The first ~200,000 entries or so (times about 5 attributes per entry) take about
2 minutes per 10,000 entries.
Then it starts getting slower. By the time I get to entry 300,000 - it is
taking ~45 minutes per 10,000 entries.
Then it starts jumping around - sometimes taking a 1/2 hour per 10,000 sometimes
3 hours per 10,000.
Finally, usually somewhere around 600,000 concepts, it just kicks the client out
with some odd error message - it changes from run to run. The most recent
example was:
javax.naming.NamingException: [LDAP: error code 80 - entry store failed]
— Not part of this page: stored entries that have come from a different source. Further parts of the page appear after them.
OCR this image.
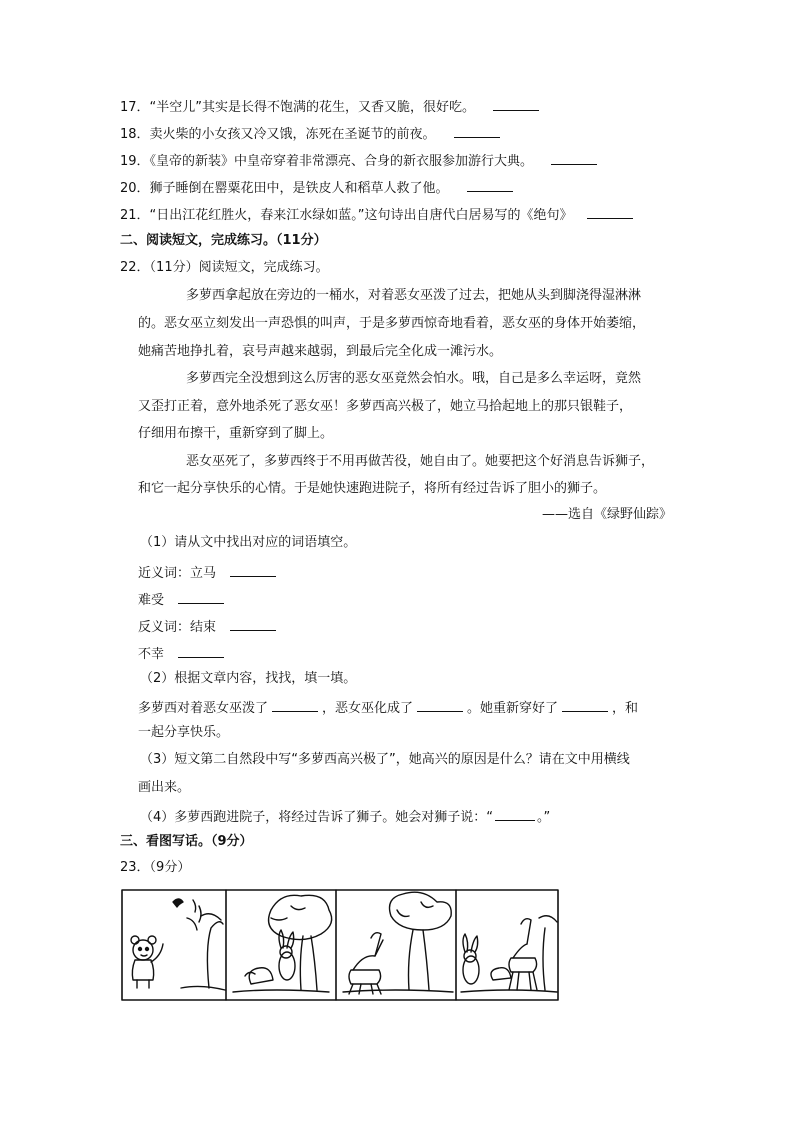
17．“半空儿”其实是长得不饱满的花生，又香又脆，很好吃。
18．卖火柴的小女孩又冷又饿，冻死在圣诞节的前夜。
19．《皇帝的新装》中皇帝穿着非常漂亮、合身的新衣服参加游行大典。
20．狮子睡倒在罂粟花田中，是铁皮人和稻草人救了他。
21．“日出江花红胜火，春来江水绿如蓝。”这句诗出自唐代白居易写的《绝句》
二、阅读短文，完成练习。（11分）
22．（11分）阅读短文，完成练习。
多萝西拿起放在旁边的一桶水，对着恶女巫泼了过去，把她从头到脚浇得湿淋淋
的。恶女巫立刻发出一声恐惧的叫声，于是多萝西惊奇地看着，恶女巫的身体开始萎缩，
她痛苦地挣扎着，哀号声越来越弱，到最后完全化成一滩污水。
多萝西完全没想到这么厉害的恶女巫竟然会怕水。哦，自己是多么幸运呀，竟然
又歪打正着，意外地杀死了恶女巫！多萝西高兴极了，她立马拾起地上的那只银鞋子，
仔细用布擦干，重新穿到了脚上。
恶女巫死了，多萝西终于不用再做苦役，她自由了。她要把这个好消息告诉狮子，
和它一起分享快乐的心情。于是她快速跑进院子，将所有经过告诉了胆小的狮子。
——选自《绿野仙踪》
（1）请从文中找出对应的词语填空。
近义词：立马
难受
反义词：结束
不幸
（2）根据文章内容，找找，填一填。
多萝西对着恶女巫泼了	，恶女巫化成了	。她重新穿好了	，和
一起分享快乐。
（3）短文第二自然段中写“多萝西高兴极了”，她高兴的原因是什么？请在文中用横线
画出来。
（4）多萝西跑进院子，将经过告诉了狮子。她会对狮子说：“	。”
三、看图写话。（9分）
23．（9分）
After this happened - I could no longer connect to the ldap server with any
client - the server actually crashed when I tried to connect to it. But then
when I restart the server, it seems to run fine, at least for browsing. I
currently don't have the ability to resume my inserts - so I haven't been able
to tell if the insert speed would be good again after a restart, or if it would
stay as slow as it was at the end.
The database size was only 3.6 GB when it failed - I have loaded 16 GB databases
with slapadd before. Why does this work in slapadd - but not when it is done
with slapd?
Config info:
Openldap 2.2.23
BerkeleyDB 4.2.52(.2)
bdb backend
DB_CONFIG file:
set_flags DB_TXN_NOSYNC
set_flags DB_TXN_NOT_DURABLE
set_cachesize 1 0 1
Useful? bits from the conf file:
schemacheck on
idletimeout 14400
threads 150
sizelimit 6000
database bdb
suffix "service=test,dc=LexGrid,dc=org"
directory /localwork/ldap/database/dbdanTest
checkpoint 512 30
index objectClass eq
index conceptCode eq
index language pres,eq
index dc eq
index sourceConcept,targetConcept,association,presentationId eq
index text,entityDescription pres,eq,sub,subany
You can see the schema here if you desire:
http://informatics.mayo.edu/index.php?page=102
It appears that the performance tanked when the database grew to about twice the
size of the cache - and the whole thing crashed when it got to 3 times the size
of the cache.
What is the point of a database, if it is limited to only holding twice the
amount of what you can put into RAM?